Barlow made his first appearance of the year April 30, arriving late from Arizona as part of Los Angeles' plan to limit his innings workload this season while still on the road back from 2012 Tommy John surgery. After allowing three runs over four innings out of the bullpen five days ago, Barlow got a chance to approach a game that would be his from the outset Monday.

"First time, I came out in relief, so I had to watch the game and see how it goes," Barlow said. "I didn't get to set it up or anything. The thing I learned [today] was mental preparation and studying hitters and how to start it off. I think that was the biggest change.

"Me and [catcher Kyle] Farmer went over the gameplan today. We looked at some video of the other team. We thought fastball command was the biggest thing for today. Luckily, I accomplished that and had some good defense behind me."

Barlow retired the first 15 Dragons he faced and struck out the side in the third. After Brandon Dailey broke up the budding perfect game with a leadoff single in the sixth, Barlow immediately rebounded to retire the Dragons in order.

"(Barlow) was great," Loons manager Bill Haselman said. "He threw so well that he was fairly low on his pitch count, but we weren't going to throw him past six innings."

A sixth-round pick of the Dodgers in 2011, Barlow struggled to a 6.20 ERA in 15 post-surgery starts for Rookie-level Ogden last season. The 21-year-old is starting to rediscover himself now, nearing the two-year mark since his surgery.

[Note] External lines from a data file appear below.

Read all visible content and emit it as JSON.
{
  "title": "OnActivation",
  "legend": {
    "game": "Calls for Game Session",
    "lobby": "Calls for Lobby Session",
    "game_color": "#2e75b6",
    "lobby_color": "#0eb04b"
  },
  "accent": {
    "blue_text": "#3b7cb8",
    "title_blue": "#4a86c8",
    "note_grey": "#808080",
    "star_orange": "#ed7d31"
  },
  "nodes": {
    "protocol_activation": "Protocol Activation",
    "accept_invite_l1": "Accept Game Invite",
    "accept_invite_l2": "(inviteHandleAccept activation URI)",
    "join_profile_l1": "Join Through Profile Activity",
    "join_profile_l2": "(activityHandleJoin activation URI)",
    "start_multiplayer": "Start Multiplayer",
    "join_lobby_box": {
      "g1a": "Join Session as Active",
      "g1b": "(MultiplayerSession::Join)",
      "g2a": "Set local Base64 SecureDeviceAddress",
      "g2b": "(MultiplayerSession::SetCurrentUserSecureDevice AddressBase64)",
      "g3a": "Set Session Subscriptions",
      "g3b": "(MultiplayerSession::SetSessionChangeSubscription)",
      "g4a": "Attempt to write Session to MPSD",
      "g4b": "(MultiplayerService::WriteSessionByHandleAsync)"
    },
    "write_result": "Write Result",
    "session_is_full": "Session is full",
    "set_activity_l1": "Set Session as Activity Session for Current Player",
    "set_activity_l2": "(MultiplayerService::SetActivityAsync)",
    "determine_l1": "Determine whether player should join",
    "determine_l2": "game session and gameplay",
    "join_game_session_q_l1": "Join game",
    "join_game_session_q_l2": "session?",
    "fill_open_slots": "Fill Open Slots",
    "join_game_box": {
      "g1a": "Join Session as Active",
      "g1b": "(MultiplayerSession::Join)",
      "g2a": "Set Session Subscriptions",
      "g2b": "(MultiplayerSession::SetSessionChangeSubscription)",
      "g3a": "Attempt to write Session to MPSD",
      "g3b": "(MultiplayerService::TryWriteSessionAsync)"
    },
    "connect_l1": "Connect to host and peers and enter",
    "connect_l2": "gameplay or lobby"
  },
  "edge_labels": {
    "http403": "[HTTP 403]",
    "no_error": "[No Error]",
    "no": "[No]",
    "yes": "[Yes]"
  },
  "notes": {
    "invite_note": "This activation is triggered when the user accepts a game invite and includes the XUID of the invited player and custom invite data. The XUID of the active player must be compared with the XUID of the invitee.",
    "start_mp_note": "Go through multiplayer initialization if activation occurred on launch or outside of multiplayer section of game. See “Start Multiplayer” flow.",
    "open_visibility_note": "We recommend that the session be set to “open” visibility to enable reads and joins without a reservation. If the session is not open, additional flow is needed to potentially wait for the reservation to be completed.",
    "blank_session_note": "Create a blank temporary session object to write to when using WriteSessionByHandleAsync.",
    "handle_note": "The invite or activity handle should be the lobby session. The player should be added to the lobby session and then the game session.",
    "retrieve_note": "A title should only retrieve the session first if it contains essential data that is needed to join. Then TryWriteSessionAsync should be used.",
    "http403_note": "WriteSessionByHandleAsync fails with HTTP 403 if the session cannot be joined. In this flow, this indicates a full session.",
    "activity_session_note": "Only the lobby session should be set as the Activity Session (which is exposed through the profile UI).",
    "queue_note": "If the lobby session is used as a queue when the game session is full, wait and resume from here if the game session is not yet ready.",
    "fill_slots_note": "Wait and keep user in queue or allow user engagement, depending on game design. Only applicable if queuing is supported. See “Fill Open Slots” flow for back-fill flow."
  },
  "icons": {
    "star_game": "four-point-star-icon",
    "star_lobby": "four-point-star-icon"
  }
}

"The hardest thing to come back from that with is command with all your pitches," Barlow said, "not just with your fastball, but it's with your slider, your changeup and your curve. I'm starting to get a little used to that now and to the point where I can compete at a higher level."

Dayton's Nick Travieso matched Barlow with five shutout innings, striking out five and not walking a man while allowing three hits. The bullpens decided the game.

In the seventh, Phil Ervin tripled with two outs against Great Lakes reliever Greg Harris and came home on Daniel Mateo's double. Tanner Rahier added a leadoff homer in the ninth for the Dragons.

Harris (2-3) was charged with both earned runs on four hits, striking out two and walking one over three innings.

Farmer, the Dodgers' No. 20 prospect, led his team with three hits in the loss.

Dan Langfield (2-0) struck out four over two hitless frames. Evan Mitchell worked a perfect eighth, and Scott Brattvet worked around two hits in the ninth to pick up his fifth save for Dayton.